Returning Anew To Minimalist Sculpture

Returning Anew To Minimalist Sculpture

“Other Primary Structures” at The Jewish Museum can be seen as a nod to the institution’s past. The museum staged a major exhibit of minimalist sculpture called “Primary Structures: Younger American and British Sculptors” in 1966.

This latest exhibit showcases minimalist sculpture from Latin America, Asia, Africa, the Middle East and Eastern Europe from the 1960s. Deputy Director Jens Hoffmann, who curated “Other Primary Structures,” is very interested in the history of exhibitions and in the museum’s own avant garde and experimental history. A sequel exhibit will feature art from 1967-1970, some of which was inspired by “Primary Structures.”

To show continuity, Hoffmann juxtaposes installation shots from the original exhibit drawn from the museum’s archives with the artworks in the current show. The final room features a ten-foot-tall dollhouse-like model of the museum itself with miniature versions of the now classic minimalist artwork in situ.

“Other Primary Structures” features works that ostensibly could have been presented in the 1966 show had its curator, Kynaston McShine, had a perspective as globally focused as Hoffmann’s.

The “Other” in the title describes the fact that more art is shown in this exhibit. It also evokes the foreign backgrounds of these artists who are indeed less known. This “otherness” can relate to Jews as well, both in the art world as well as mainstream society.

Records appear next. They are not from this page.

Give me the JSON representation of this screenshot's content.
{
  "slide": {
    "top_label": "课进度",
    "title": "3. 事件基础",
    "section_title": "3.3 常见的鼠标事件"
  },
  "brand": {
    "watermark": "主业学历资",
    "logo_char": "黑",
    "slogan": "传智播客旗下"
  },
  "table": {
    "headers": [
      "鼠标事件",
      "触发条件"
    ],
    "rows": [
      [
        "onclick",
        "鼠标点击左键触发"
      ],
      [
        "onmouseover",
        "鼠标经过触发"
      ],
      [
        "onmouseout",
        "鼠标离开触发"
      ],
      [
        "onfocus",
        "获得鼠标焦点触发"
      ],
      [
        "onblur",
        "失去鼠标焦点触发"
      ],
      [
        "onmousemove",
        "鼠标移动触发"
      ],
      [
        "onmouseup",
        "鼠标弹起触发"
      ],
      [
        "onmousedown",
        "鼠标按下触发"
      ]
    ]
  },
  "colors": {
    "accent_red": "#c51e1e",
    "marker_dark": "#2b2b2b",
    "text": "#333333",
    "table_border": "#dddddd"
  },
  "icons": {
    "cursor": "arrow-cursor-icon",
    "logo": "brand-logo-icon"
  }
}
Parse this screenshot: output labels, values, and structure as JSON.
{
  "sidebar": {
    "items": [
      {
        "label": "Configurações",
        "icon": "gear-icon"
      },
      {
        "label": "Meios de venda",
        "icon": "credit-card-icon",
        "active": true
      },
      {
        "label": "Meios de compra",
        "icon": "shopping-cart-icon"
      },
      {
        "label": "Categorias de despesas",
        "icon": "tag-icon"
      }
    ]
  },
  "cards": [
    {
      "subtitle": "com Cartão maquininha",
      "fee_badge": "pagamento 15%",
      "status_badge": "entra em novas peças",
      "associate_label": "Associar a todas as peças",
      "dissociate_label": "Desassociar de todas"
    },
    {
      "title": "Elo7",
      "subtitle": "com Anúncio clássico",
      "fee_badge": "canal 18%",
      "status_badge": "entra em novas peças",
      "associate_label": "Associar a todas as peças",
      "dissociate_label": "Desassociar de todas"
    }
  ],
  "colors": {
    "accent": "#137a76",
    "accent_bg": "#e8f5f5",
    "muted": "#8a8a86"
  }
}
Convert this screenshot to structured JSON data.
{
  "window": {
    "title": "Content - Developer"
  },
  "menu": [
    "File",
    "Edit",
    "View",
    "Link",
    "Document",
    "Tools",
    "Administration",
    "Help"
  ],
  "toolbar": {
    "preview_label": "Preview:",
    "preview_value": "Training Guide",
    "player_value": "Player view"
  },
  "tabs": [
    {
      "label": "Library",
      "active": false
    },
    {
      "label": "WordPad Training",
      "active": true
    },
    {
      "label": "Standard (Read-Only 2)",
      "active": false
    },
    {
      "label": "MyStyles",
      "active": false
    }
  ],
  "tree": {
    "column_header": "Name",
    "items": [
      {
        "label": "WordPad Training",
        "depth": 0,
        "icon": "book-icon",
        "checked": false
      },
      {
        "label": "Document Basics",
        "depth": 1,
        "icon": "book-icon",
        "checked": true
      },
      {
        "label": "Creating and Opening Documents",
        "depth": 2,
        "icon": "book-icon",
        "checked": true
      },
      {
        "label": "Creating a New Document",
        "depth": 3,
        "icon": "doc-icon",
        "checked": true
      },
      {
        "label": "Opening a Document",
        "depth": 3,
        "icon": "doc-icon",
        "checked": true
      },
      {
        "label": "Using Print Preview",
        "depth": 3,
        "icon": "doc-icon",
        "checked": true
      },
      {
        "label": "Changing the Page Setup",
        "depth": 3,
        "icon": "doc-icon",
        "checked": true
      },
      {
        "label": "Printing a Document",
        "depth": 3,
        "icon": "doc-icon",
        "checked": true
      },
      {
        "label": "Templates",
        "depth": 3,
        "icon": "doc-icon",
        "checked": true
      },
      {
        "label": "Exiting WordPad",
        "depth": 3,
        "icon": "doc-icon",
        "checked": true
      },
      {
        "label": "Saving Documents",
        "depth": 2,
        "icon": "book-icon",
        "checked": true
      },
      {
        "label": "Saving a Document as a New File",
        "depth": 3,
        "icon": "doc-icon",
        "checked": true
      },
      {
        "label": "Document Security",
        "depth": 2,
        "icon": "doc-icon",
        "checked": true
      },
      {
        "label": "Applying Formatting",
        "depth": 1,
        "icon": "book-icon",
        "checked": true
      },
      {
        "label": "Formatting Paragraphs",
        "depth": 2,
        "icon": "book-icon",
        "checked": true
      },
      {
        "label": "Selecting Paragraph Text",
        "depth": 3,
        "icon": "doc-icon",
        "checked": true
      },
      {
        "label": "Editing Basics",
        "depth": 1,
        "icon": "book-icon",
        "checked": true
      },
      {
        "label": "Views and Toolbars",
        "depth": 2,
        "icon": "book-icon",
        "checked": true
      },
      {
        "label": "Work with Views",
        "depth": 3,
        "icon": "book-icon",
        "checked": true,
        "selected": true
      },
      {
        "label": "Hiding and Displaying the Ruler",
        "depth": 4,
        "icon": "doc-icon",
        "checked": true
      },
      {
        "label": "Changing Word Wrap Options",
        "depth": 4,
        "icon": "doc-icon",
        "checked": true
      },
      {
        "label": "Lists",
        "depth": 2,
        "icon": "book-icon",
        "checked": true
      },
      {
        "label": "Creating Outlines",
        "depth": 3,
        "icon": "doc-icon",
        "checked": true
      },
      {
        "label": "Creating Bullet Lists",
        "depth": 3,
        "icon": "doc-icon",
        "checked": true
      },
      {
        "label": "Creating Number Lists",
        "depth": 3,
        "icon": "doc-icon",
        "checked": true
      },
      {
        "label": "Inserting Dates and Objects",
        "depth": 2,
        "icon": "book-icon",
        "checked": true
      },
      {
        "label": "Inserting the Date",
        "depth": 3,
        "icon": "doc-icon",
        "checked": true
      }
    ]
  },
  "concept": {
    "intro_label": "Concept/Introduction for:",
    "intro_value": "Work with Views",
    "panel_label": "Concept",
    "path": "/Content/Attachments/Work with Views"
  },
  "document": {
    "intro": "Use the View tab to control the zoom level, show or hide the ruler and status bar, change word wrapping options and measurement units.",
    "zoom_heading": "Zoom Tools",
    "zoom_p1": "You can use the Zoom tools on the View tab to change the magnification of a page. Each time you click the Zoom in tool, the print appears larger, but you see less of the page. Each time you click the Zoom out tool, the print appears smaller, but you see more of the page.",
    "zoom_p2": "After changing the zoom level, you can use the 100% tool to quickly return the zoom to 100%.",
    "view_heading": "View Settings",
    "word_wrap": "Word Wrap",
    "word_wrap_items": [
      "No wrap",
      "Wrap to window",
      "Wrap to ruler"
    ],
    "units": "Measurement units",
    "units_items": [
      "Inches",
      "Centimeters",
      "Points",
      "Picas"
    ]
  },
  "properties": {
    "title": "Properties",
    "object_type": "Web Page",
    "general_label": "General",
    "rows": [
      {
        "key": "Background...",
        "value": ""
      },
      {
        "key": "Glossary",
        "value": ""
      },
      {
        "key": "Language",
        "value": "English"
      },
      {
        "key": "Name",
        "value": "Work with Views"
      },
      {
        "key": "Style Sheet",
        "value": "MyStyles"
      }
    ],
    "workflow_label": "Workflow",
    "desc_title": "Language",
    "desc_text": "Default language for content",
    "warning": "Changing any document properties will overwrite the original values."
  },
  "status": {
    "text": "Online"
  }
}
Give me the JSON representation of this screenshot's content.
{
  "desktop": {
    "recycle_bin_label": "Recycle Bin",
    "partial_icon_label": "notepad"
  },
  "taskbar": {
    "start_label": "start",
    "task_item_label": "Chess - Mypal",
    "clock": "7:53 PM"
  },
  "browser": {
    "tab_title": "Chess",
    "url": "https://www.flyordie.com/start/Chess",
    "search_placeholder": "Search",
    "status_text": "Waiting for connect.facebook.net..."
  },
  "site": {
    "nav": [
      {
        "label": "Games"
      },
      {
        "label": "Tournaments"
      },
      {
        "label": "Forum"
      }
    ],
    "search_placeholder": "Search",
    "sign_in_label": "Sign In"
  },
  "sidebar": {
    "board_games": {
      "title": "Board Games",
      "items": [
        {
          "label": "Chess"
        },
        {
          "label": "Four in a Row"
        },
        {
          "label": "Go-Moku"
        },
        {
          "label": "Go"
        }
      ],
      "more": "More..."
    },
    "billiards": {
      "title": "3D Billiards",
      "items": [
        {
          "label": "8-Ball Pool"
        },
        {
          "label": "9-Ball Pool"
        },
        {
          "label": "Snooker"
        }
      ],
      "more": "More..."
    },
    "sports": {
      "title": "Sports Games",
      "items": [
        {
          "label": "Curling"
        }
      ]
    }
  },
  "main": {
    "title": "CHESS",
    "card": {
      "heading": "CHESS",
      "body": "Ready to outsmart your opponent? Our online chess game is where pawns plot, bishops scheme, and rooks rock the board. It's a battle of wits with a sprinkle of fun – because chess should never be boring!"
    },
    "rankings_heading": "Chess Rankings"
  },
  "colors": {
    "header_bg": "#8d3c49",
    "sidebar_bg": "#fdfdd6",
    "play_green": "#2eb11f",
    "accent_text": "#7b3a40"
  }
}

Hoffmann seeks to pay tribute to global artists whose work hasn’t been as acknowledged in the US and he does so in style, dedicating all of the second floor gallery space to their geometric forms. He hired British exhibition designers and not only published a sleek catalogue, but republished the original exhibition catalogue to go along with it. “Other Primary Structures,” Hoffmann writes in the catalogue, “signals a dedication by The Jewish Museum to exploring and presenting the work of artists from all over the world.”

However, “Other Primary Structures” can also be understood as a knock to the museum’s core base of attendees who will likely have trouble connecting with the art presented. With this exhibit, the museum seems to be continuing its experiment in trying to diversify its visitors, leaving little of what its tried and true current fans expect and rely on the museum to provide.

The first part of “Other Primary Structures” is on view at The Jewish Museum, 1109 Fifth Avenue (92nd Street) through May 18th. “Others 2” is on view from May 25th to August 3rd.